Sua ascensão se deu pelas mãos desta mesma rapeize de Glastonbury, que tradicionalmente não votava, mas, depois de ter-se sentido traída pelo plebiscito do 'brexit', decidiu em massa participar do debate político. Ele, de repente, começou a fazer muito sentido.
Com ar de "prime minister in wating" [aguardando para se tornar premiê], Corbyn pegou o microfone e o público silenciou.
É surpreendente como sua retórica, que evoca a mais surrada ortodoxia de esquerda nos tempos da Guerra Fria, toca fundo coração jovens. Parte deste público também é formada por idealistas cansados do topete e do cinismo de Donald Trump e das meias verdades dos tailleurs oportunistas de Theresa May.
De forma simples e muito direta, Corbyn atacou o neoliberalismo selvagem, o militarismo e a xenofobia.

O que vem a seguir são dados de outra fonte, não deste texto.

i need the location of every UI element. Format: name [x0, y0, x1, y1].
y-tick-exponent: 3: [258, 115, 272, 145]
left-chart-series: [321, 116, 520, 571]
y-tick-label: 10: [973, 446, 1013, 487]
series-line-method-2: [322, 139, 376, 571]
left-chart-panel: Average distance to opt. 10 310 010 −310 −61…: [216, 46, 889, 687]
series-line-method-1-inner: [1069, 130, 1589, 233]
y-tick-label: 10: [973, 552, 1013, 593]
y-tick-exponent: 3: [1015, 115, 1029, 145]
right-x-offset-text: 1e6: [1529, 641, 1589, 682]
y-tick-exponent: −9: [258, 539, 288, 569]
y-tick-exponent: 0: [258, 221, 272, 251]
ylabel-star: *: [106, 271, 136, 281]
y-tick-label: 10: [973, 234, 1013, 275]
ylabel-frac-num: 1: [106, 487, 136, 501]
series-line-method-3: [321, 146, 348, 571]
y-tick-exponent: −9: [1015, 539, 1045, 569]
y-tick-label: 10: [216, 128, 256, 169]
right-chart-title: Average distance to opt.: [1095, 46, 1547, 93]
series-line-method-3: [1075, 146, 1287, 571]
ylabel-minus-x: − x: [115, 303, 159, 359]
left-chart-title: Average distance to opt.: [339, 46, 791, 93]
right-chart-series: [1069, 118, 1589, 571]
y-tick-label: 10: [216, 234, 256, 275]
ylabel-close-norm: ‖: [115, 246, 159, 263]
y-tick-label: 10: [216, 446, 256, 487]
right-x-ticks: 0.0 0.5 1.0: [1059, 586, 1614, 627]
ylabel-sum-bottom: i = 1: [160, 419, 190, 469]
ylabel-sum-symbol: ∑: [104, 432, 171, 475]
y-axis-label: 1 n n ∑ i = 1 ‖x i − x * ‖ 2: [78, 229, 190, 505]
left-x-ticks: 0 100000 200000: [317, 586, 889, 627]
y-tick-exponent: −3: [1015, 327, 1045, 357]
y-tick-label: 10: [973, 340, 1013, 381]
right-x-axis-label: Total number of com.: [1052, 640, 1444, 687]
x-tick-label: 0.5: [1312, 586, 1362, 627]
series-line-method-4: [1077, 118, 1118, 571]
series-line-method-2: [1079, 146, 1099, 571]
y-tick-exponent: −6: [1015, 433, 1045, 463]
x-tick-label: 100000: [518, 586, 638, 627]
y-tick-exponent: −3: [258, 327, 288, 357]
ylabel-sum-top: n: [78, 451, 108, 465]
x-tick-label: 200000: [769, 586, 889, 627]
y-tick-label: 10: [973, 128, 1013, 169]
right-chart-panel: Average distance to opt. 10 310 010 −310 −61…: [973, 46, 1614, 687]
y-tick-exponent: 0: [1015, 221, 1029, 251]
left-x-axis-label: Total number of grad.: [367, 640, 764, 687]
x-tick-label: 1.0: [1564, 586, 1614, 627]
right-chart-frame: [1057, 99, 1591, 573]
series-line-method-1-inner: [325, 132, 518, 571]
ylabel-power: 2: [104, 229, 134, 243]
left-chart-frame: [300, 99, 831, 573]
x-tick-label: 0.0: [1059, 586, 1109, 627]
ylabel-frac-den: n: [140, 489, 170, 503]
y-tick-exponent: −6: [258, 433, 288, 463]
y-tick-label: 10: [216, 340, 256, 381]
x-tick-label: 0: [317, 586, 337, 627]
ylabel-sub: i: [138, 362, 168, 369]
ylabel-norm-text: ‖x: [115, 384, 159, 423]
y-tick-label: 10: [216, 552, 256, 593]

Defendeu a saúde pública e a educação gratuita, o ambientalismo e os direitos de imigrantes e das mulheres.
Dylan Martinez/Reuters | ||
Líder trabalhista Jeremy Corbyn discursa no palco do festival Glastonbury |
Com este conúbio da esquerda histórica e da juventude decidida a encontrar uma saída diferente para os problemas do mundo, podemos estar vendo o começo do fim da era neoliberal iniciada por Margareth Thatcher nos anos 1980 e perpetuada por Tony Blair e os almofadinhas do New Labour.
Entramos num território inexplorado, mas parece que estamos assistindo a uma revolução. Esta possível insurreição ainda não foi batizada e está apenas vivendo seus motes iniciais.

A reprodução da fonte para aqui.